Tineh brought a boy of about twelve who we thought was her satchel-carrier –and indeed he carried her satchel– but he turned out to be her son. I inquired about his father, but he is in Idanyas “and has no claim to him”. No claim to Tineh herself either, apparently. I don’t think I’ll ever really understand the relations between Ishey men and women.
The boy sat at his mother’s right hand at dinner and afterward, displaying outstanding manners and listening with attention. I think he understood most of the negotiations. When it came to stating the rights of children of Namak’s wives –only Ayneth’s children will be heirs to the throne, but all others get court privileges– he pricked up his ears like a cat and asked (the only time he ever spoke without being spoken to) “Won’t I have to be a prince then?” And when Namak said that he wouldn’t, “Then please can I have fighting lessons?” And before Namak or I or his mother could answer, Ayneth said “Sure, I’ll send you to be trained along with Khanu and Ishi.” This is another harebrained scheme of Ayneth’s, to have her maids trained to guard her, but I know by now that Ayneth’s harebrained schemes tend to work. I think that in a few years we’ll have a loyal bodyguard for Radan. (The boy is called Lan, so Valdyan-sounding a name that I kept expecting him to look Valdyan when he is in fact as black as a person can be.)

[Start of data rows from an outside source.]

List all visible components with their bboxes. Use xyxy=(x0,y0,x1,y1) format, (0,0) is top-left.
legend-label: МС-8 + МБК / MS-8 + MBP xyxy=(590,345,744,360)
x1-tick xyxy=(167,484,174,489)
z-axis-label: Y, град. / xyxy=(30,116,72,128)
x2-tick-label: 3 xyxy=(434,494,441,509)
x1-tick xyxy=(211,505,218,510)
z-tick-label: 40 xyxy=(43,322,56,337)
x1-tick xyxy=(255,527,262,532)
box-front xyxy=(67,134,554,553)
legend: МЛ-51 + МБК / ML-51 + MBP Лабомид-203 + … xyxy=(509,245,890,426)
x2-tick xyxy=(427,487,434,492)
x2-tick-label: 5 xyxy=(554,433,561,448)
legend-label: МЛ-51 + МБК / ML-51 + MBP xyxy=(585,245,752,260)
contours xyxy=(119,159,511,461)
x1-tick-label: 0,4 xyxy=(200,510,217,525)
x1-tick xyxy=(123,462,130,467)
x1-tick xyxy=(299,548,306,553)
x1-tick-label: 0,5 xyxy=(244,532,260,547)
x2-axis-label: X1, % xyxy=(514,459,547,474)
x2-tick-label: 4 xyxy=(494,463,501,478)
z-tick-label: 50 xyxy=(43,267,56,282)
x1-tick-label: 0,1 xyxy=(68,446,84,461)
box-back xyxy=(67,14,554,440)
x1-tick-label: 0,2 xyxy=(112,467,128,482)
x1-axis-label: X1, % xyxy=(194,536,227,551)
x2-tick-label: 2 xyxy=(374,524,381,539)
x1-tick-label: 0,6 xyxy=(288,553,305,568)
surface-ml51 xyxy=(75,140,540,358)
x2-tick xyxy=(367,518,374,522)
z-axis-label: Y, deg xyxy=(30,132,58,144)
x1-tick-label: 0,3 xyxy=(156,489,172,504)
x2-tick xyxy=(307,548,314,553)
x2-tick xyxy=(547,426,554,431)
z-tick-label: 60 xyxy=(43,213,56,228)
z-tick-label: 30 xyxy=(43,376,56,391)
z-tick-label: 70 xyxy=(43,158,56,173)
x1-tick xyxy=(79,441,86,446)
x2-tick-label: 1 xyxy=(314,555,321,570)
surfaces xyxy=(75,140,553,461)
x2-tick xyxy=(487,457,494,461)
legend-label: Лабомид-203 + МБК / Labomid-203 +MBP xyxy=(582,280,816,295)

And this morning, we found out that Namak has had a lady-love all along: he came to our door and inquired very bashfully if it would be all right to bring someone to see his son. A girl as graceful as Khanu, enough like her that they’re likely to be ultimately from the same stock though they will probably both deny it. Gifted, too, though untrained as the Síthi are. He introduced her as Ataiyu but addressed her as Tala. I recognised the way she looked at him– the way Ayneth looks at me. I’ll never again be afraid that Ayneth may be in love with Namak, or he with her.
When the girl had left we wormed it out of Namak that she’s Ataiyu Semadis, from one of the old temple families. “Well, marry her already!” I said, “if she’s from the old families she’s noble enough for you!” But the problem seems to be that according to her family he isn’t noble enough for her. For a temple woman to marry a military man is a big step down, virtually unheard-of. I was going to write “I’ll have to go there and meddle” but I think it’s Ayneth’s call to meddle, after all as sister of the king of Valdyas and mother of the heir of Aumen Síth she has the better papers.
Namak asked me again to marry him as well, because then he really would have the four wives you suggested: one to bear his heirs, one to handle his affairs, one he loves, and one to keep his first wife happy. But Ayneth assures me that she is completely happy with the situation as it is, so I have again said no.
You’ll probably think me an old busybody, but for some reason I’ve been thinking of Lenay a lot. I don’t know who is baron there now, and I don’t really care, but I do suggest you appoint a steward at the castle who can be a force of stability as barons come and go (for that is what Lenay is like, unfortunately). Specifically, if he will have the post, you might appoint Ainei Eldan, Moryn’s half-brother; he’s not suited for baron, it would be a waste of his talents and moreover he’s far too self-effacing for that, but he could, literally, hold the fort for you. I’d like there to still be a castle of Lenay to spend an autumn, a winter and a spring when I’m so old that I don’t expect to travel any more after that one time. Not for some years though, don’t worry. Well, do worry about Lenyas, don’t worry about me.